Il ragionamento, come è evidente, è però pericoloso per una serie di questioni chiare. Per potersi avvicinare alle elezioni senza correre il rischio di ripetere il disastro di Bersani del 2013 (e per di più con una legge elettorale probabilmente priva di premio di maggioranza) a Renzi non basta evocare genericamente (come fatto nell’intervista a Rep.) il bottino potenziale dei tredici milioni di voti incassati il 4 dicembre 2016 e non basta (che dio ce ne scampi) seguire il consiglio del suo intervistatore (Ezio Mauro) che ha provato in tutti i modi a portare il segretario del Pd verso l’abiura del renzismo (semmai, il renzismo, serve rilanciarlo all’ennesima potenza). Serve molto di più, diciamo. Serve non rottamare il renzismo, provando a fare quello che non si è riuscito a fare durante il referendum (il centrodestra lo dividi solo a colpi di apertura del mercato e alleggerimento della pressione fiscale, il Movimento 5 stelle lo dividi mostrando i limiti della falsa utopia grillina, non impossessandoti della grammatica anti casta).
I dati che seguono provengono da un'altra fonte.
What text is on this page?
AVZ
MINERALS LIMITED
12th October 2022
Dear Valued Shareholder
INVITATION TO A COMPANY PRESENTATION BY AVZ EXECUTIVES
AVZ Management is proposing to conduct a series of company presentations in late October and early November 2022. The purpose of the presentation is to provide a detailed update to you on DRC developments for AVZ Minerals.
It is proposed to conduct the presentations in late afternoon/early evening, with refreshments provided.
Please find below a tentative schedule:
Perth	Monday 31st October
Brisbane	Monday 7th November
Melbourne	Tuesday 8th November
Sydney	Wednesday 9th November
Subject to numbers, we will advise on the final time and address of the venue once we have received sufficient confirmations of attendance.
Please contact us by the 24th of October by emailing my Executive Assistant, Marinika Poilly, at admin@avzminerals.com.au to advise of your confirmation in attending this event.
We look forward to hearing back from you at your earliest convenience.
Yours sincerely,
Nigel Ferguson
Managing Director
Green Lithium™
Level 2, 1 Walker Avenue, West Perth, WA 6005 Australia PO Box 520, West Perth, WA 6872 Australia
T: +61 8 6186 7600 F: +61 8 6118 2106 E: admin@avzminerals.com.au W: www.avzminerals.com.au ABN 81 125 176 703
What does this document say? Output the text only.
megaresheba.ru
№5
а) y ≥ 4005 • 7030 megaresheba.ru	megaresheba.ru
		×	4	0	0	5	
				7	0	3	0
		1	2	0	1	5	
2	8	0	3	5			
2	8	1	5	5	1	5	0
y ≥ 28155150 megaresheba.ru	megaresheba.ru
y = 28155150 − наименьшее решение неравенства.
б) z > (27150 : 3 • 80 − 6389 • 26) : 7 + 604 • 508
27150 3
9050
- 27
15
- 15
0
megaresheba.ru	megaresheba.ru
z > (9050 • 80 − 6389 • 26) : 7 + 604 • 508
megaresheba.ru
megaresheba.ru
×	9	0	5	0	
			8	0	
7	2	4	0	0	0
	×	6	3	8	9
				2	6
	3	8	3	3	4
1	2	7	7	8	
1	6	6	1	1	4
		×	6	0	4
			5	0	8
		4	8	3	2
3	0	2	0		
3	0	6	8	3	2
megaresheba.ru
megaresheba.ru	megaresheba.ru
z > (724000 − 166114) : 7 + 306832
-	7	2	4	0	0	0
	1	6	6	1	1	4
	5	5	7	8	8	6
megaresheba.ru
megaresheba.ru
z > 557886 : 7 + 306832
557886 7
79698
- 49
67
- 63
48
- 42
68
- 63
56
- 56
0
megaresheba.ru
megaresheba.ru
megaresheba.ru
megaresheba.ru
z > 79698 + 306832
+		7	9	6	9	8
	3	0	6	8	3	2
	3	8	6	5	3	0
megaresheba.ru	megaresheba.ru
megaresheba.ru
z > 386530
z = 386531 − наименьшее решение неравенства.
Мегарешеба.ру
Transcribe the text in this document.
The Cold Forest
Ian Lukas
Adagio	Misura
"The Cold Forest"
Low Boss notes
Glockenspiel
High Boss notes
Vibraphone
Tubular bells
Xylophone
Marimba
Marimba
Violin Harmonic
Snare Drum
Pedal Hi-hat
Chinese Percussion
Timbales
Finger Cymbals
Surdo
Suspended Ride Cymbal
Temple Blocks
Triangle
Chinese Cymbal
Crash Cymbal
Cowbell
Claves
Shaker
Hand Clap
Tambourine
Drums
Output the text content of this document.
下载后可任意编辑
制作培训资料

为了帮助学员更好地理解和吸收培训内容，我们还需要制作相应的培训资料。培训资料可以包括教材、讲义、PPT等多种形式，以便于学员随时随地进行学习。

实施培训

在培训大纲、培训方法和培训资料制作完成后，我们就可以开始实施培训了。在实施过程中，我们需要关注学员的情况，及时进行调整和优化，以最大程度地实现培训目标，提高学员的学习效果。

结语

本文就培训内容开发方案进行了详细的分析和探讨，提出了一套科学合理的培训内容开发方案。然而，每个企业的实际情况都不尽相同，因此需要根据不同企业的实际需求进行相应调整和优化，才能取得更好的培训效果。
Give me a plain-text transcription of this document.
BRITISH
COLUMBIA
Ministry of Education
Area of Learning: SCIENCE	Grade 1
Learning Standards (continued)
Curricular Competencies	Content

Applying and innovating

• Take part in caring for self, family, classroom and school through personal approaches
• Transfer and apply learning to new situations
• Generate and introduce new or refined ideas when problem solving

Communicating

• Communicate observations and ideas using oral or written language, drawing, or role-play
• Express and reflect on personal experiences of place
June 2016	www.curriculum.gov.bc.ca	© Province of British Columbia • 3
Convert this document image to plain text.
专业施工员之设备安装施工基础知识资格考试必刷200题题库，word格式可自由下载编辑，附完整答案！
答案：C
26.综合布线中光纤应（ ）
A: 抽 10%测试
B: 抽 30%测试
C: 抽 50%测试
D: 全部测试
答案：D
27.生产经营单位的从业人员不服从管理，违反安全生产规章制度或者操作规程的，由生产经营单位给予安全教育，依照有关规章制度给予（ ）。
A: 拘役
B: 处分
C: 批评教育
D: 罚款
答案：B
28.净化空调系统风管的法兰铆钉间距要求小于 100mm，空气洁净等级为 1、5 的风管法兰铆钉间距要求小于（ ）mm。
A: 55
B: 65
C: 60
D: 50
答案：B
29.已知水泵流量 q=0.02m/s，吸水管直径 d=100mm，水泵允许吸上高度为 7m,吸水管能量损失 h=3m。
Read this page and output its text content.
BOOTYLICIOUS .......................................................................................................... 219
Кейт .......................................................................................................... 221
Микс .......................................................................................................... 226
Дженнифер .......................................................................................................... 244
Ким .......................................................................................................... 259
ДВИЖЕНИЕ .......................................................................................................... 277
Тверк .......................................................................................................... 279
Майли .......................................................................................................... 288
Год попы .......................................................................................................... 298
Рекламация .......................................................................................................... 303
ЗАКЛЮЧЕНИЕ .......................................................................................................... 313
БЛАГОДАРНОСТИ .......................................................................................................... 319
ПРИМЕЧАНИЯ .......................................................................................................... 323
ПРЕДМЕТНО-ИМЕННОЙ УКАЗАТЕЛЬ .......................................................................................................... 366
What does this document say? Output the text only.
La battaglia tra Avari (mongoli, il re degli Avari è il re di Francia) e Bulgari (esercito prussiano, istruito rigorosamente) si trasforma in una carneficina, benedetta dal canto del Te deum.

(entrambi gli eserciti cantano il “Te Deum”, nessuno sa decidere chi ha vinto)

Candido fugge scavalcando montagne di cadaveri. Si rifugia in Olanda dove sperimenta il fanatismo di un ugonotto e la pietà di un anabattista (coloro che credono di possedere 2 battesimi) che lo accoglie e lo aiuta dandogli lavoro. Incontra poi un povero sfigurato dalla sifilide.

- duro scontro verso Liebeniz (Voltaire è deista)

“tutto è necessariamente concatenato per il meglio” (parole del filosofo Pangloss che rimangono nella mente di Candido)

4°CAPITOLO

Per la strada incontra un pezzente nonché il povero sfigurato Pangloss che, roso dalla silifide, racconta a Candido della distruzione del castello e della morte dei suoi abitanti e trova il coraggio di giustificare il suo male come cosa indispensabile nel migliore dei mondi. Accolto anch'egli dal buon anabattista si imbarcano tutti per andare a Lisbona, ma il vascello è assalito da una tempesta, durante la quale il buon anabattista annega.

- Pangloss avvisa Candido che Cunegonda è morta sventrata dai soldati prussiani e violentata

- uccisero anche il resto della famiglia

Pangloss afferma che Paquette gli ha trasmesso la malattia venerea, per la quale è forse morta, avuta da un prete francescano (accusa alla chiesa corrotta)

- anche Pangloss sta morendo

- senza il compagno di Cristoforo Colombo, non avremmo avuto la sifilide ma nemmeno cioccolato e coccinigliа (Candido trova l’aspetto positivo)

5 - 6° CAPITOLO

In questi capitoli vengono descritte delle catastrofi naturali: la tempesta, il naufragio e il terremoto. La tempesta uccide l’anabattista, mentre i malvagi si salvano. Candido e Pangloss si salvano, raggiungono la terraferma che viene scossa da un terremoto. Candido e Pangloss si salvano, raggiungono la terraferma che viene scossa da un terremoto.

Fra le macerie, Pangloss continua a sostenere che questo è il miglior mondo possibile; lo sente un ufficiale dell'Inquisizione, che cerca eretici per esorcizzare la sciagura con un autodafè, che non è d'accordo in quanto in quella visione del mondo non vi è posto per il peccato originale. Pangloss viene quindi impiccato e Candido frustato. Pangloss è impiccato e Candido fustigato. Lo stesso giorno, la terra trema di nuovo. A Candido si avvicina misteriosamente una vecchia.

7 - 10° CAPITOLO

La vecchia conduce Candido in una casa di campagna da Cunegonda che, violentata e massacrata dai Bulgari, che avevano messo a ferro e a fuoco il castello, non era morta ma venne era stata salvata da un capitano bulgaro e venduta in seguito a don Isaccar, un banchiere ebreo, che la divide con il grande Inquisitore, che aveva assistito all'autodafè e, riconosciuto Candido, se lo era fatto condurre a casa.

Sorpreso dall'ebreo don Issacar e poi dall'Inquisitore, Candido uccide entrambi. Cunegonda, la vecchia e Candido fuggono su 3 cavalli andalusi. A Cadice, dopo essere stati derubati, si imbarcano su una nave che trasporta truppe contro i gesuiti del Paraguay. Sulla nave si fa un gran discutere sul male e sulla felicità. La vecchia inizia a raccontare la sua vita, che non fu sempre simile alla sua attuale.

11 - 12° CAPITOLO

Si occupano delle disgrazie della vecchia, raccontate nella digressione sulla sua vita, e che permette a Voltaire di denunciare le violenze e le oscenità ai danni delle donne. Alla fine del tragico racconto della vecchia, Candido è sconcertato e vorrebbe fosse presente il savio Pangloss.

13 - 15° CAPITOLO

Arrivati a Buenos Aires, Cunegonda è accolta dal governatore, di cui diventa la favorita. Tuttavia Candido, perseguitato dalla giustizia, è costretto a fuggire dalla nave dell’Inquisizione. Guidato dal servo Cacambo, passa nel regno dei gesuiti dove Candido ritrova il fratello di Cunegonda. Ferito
Serve rendersi conto che l’innovazione politica non può essere confinata in una magnifica convention organizzata solo una volta all’anno a Firenze (la Leopolda).
Serve rendersi conto che mai come oggi prendere tempo non significa perdere tempo (meglio il 2018). Serve creare un partito che abbia l’ambizione non solo di cambiare i premier d’Italia ma anche di cambiare l’Italia. Serve ricordare che circondarsi di persone che sappiano rielaborare un nuovo programma politico e non solo eseguirlo (caminetti no grazie) è il cuore di un organismo che può essere qualcosa di diverso di un semplice taxi per arrivare a Palazzo Chigi. Anche perché, nella nuova epoca apertasi dopo il referendum, guidare un partito, per il capo di un partito, potrebbe essere il suo vero e unico destino. E in un’epoca in cui l’algebra delle alleanze conterà più del carisma delle leadership, Renzi sa bene che il segretario di un partito grande come il Pd (e che stando ai quattrini incassati grazie alle donazioni del due per mille gode di un’apertura di credito niente male con gli elettori: 6,4 milioni incassati nel 2016, 6,8 milioni incassati nel 2015) ha le carte in regola per riportare il suo partito al governo, sì, ma ha poche possibilità di tornarci direttamente, a Palazzo Chigi. E precipitarsi al voto senza una nuova storia da raccontare e un nuovo partito da collaudare forse non è il modo migliore per giocarsi quelle carte.